Scholar: Science and religion go hand in hand

Scholar: Science and religion go hand in hand

Mary Evelyn Tucker of Yale University had no problem reconciling science and religion, and as people continue to better understand science, she said, their idea of the divine will be enlarged.

Tucker, a senior lecturer and research scholar at the School of Forestry and Environmental Studies at Yale University, spoke Wednesday night to an almost-full Ed Landreth Hall, as a guest of the Brite Divinity School.

Her speech, titled “Reconnecting Humans to Earth Community: Imagining a New Way into the Future,” touched on issues of global climate change, evolution and environmental degradation, but the overarching theme of her talk and the question she asked her listeners to take home with them was, “What kind of story do you want to be a part of?”

Complimenting the university’s mission statement, “to educate individuals to think and act as ethical leaders and responsible citizens in the global community,” Tucker said that humans must begin to see themselves as “planetary people,” rather than focusing only on how they connect with the local community. She said they must begin to look more closely at their relationship with the global community, and finally to the earth community, which includes ecosystems and what makes them up.

“Your generation is the first truly international generation,” she said.

With the availability of instant communication around the world, the college-age generation will be able to easily acquire a global perspective and become citizens who embody the university’s mission statement, Tucker said.

Tucker said that 20,000 animal species go extinct each year, and spoke of the endangerment of the horned lizard in Texas. Whereas this example is one that hits close to home, Tucker said, the American mindset of invincibility and distance must shift for survival of life on the planet.

Turning to religion, Tucker said the challenge for all faiths is to realize that all life is sacred.

“We have not yet begun to address that in its fullness,” Tucker said.

Tucker said her own story began in the 1960s when she became involved in the Civil Rights Movement.
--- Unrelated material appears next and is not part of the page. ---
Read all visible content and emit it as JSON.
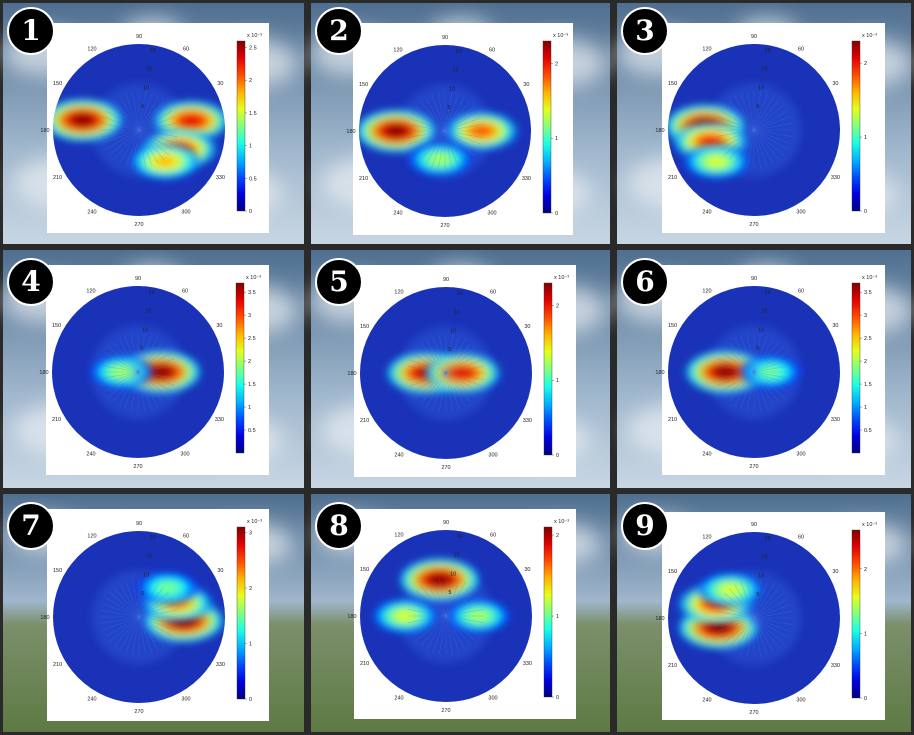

She studied in Japan and said she was completely unprepared for the environmental degradation that she saw there and continued to see over the next 35 years.

Returning home and attending Columbia University, she began to ask herself what she could contribute.

“There is a sense in the human spirit that nature is a sacred process,” she said.

This desire to contribute led her to focus her studies on the relationship between religion and ecology, she said.

The integration of science and religion is a sacred story, Tucker said. While people have learned a greater sense of compassion and care for the earth, they need to constantly be reminded of the scale and complexity of what they are facing, she said.

Julie Morris, a senior communication studies and Spanish/Latin American studies major, said religious communities in the United States need to develop a greener mentality and, as Tucker said, begin to discuss how to have a more planetary world view.

Sam McMillen, a senior anthropology and biology major, said he hopes Tucker’s belief that the religious body will be the biggest source of the environmental movement is something students will take away from her talk.